Cell-penetrating self-nanoemulsifying drug delivery systems (SNEDDS) for oral gene delivery

Objective: The aim of study was to investigate whether cell-penetrating peptides could amplify cellular uptake of plasmid DNA (pDNA) loaded self-nanoemulsifying drug delivery systems (SNEDDS) by mucosal epithelial cells, thereby enhancing transfection efficiency.

Methods: HIV-1 Tat peptide-oleoyl conjugate (TAT-OL) was synthesized through amide bond formation between HIV-1 Tat-protein 49–57 (TAT) and oleoyl-chloride (OL). SNEDDS formulation contained 29.7% each of Cremophor EL, Capmul MCM and Crodamol, 9.9% propylene glycol and 1% TAT-OL. SNEDDS with OL instead of TAT-OL served as control.

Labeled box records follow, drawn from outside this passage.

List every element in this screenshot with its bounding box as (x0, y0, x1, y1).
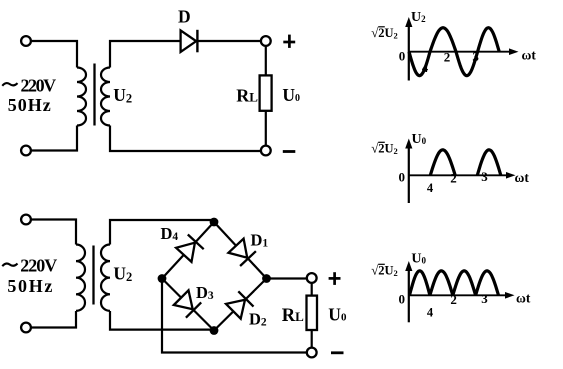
terminal - output (circuit 1) (261, 146, 271, 156)
terminal + output (circuit 2) (307, 273, 317, 283)
svg-text:4: 4 (422, 61, 429, 75)
svg-text:50Hz: 50Hz (7, 276, 52, 296)
svg-text:2U2: 2U2 (378, 142, 398, 157)
svg-text:2U2: 2U2 (378, 264, 398, 279)
graph2 label sqrt(2)U2 (371, 141, 397, 157)
svg-text:U0: U0 (412, 132, 427, 147)
graph1 y-axis with arrow (405, 17, 412, 81)
svg-text:220V: 220V (20, 256, 57, 276)
svg-text:D2: D2 (249, 310, 267, 329)
wire: top-left terminal to primary top (circuit 1) (31, 41, 77, 68)
terminal bottom-left (circuit 1) (21, 146, 31, 156)
wire: resistor RL to - terminal (circuit 2) (311, 330, 313, 348)
wire: bridge arm left-bottom (D3 arm) (162, 279, 214, 331)
wire: bridge arm left-top (D4 arm) (162, 222, 214, 279)
wire: bridge arm bottom-right (D2 arm) (214, 279, 267, 331)
svg-text:2: 2 (444, 50, 451, 65)
svg-text:0: 0 (399, 292, 406, 307)
junction dot: bridge top node (210, 218, 219, 227)
wire: secondary top to diode D anode (110, 41, 180, 68)
graph1 label sqrt(2)U2 (371, 25, 397, 41)
graph3 label sqrt(2)U2 (371, 263, 397, 279)
svg-text:ωt: ωt (515, 170, 530, 185)
diode D4 (176, 235, 204, 262)
svg-text:D3: D3 (196, 283, 214, 302)
graph1 curve: U2 sine wave (409, 28, 499, 76)
minus sign (circuit 1) (283, 150, 296, 153)
svg-text:2: 2 (450, 292, 457, 307)
label ~220V 50Hz (circuit 1) (2, 76, 56, 116)
svg-text:2U2: 2U2 (378, 26, 398, 41)
transformer secondary winding U2 (circuit 2) (101, 245, 110, 311)
graph2 y-axis with arrow (405, 139, 412, 204)
svg-text:3: 3 (481, 169, 488, 184)
wire: + terminal to resistor RL (circuit 2) (311, 282, 313, 295)
graph3 y-axis with arrow (405, 261, 412, 322)
graph3 curve: U0 full-wave rectified (410, 271, 499, 296)
graph1 x-axis with arrow (409, 48, 519, 55)
diode D2 (226, 291, 254, 318)
svg-text:RL: RL (282, 306, 304, 326)
svg-text:220V: 220V (21, 76, 57, 96)
label ~220V 50Hz (circuit 2) (2, 256, 57, 296)
transformer primary winding (circuit 2) (76, 245, 85, 311)
resistor RL (circuit 1) (260, 75, 272, 110)
terminal bottom-left (circuit 2) (21, 323, 31, 333)
svg-text:U0: U0 (328, 305, 347, 325)
svg-text:D: D (178, 7, 191, 27)
svg-text:U0: U0 (411, 252, 426, 267)
wire: resistor RL to - terminal (circuit 1) (265, 111, 267, 146)
svg-text:ωt: ωt (522, 48, 537, 63)
junction dot: bridge right node (262, 274, 271, 283)
graph3 x-axis with arrow (409, 292, 515, 299)
graph2 curve: U0 half-wave rectified (430, 150, 501, 176)
svg-text:3: 3 (472, 49, 479, 64)
wire: secondary bottom to bridge bottom node (110, 311, 214, 330)
transformer core (circuit 1) (93, 64, 95, 126)
diode D1 (228, 239, 256, 266)
svg-text:ωt: ωt (516, 291, 531, 306)
svg-text:D1: D1 (251, 231, 269, 250)
wire: secondary bottom to - terminal (circuit 1) (110, 126, 261, 152)
svg-text:U0: U0 (282, 85, 300, 105)
wire: diode D cathode to + terminal (197, 40, 261, 42)
svg-text:U2: U2 (113, 264, 132, 284)
diode D (181, 30, 198, 53)
svg-text:50Hz: 50Hz (8, 95, 51, 115)
wire: primary bottom to bottom-left terminal (circuit 1) (31, 126, 77, 151)
terminal top-left (circuit 2) (21, 215, 31, 225)
wire: + terminal down to resistor RL (circuit 1) (265, 45, 267, 75)
wire: top-left terminal to primary top (circuit 2) (31, 220, 76, 245)
svg-text:4: 4 (427, 306, 434, 320)
wire: secondary top to bridge top node (110, 220, 214, 245)
wire: bridge left node down and right to - terminal (circuit 2) (162, 279, 307, 353)
diode D3 (174, 290, 201, 317)
transformer primary winding (circuit 1) (77, 68, 86, 126)
svg-text:RL: RL (236, 85, 258, 105)
resistor RL (circuit 2) (307, 296, 318, 330)
svg-text:U2: U2 (113, 85, 132, 105)
svg-text:0: 0 (399, 49, 406, 64)
junction dot: bridge left node (158, 274, 167, 283)
junction dot: bridge bottom node (210, 326, 219, 335)
minus sign (circuit 2) (331, 351, 344, 354)
svg-text:D4: D4 (161, 224, 179, 243)
wire: primary bottom to bottom-left terminal (circuit 2) (31, 311, 76, 328)
terminal - output (circuit 2) (307, 348, 317, 358)
svg-text:U2: U2 (411, 10, 426, 25)
svg-text:2: 2 (450, 171, 457, 186)
plus sign (circuit 2) (329, 272, 341, 285)
svg-text:0: 0 (399, 170, 406, 185)
terminal + output (circuit 1) (261, 36, 271, 46)
transformer core (circuit 2) (92, 246, 94, 305)
plus sign (circuit 1) (283, 35, 295, 48)
wire: bridge arm top-right (D1 arm) (214, 222, 267, 279)
terminal top-left (circuit 1) (21, 36, 31, 46)
transformer secondary winding U2 (circuit 1) (101, 68, 110, 126)
svg-text:4: 4 (427, 181, 434, 195)
svg-text:3: 3 (481, 291, 488, 306)
wire: bridge right node to + terminal (circuit 2) (267, 277, 308, 279)
graph2 x-axis with arrow (409, 172, 516, 179)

Results: Fluorescent-microscopy demonstrated 0.5% (m/v) nanoemulsions were suitable for subsequent studies. Mucus diffusion of nanoemulsion loaded with fluorescein diacetate (FDA) was 1.5-fold increased by incorporation of TAT-OL. Confocal microscopy confirmed that droplets of nanoemulsions were successfully internalized. Furthermore, quantitative analysis showed that addition of TAT-OL increases uptake of nanoemulsions by 2.3- and 2.6-folds after 2 and 4 hours of incubation, respectively. Cellular internalization pathways were found with substantial decrease in uptake in presence of indomethacin and chlorpromazine. Transfection efficiency investigated on HEK-293-cells was found to be 1.7- and 1.8-fold higher for SNEDDS loaded with TAT-OL compared to Lipofectin and control, respectively.

Conclusion: In comparison to prevailing lipid and polymer-based delivery systems, these novel cell-penetrating SNEDDS likely represent most effective, simplistic and expedite dosage form for mucosal gene delivery.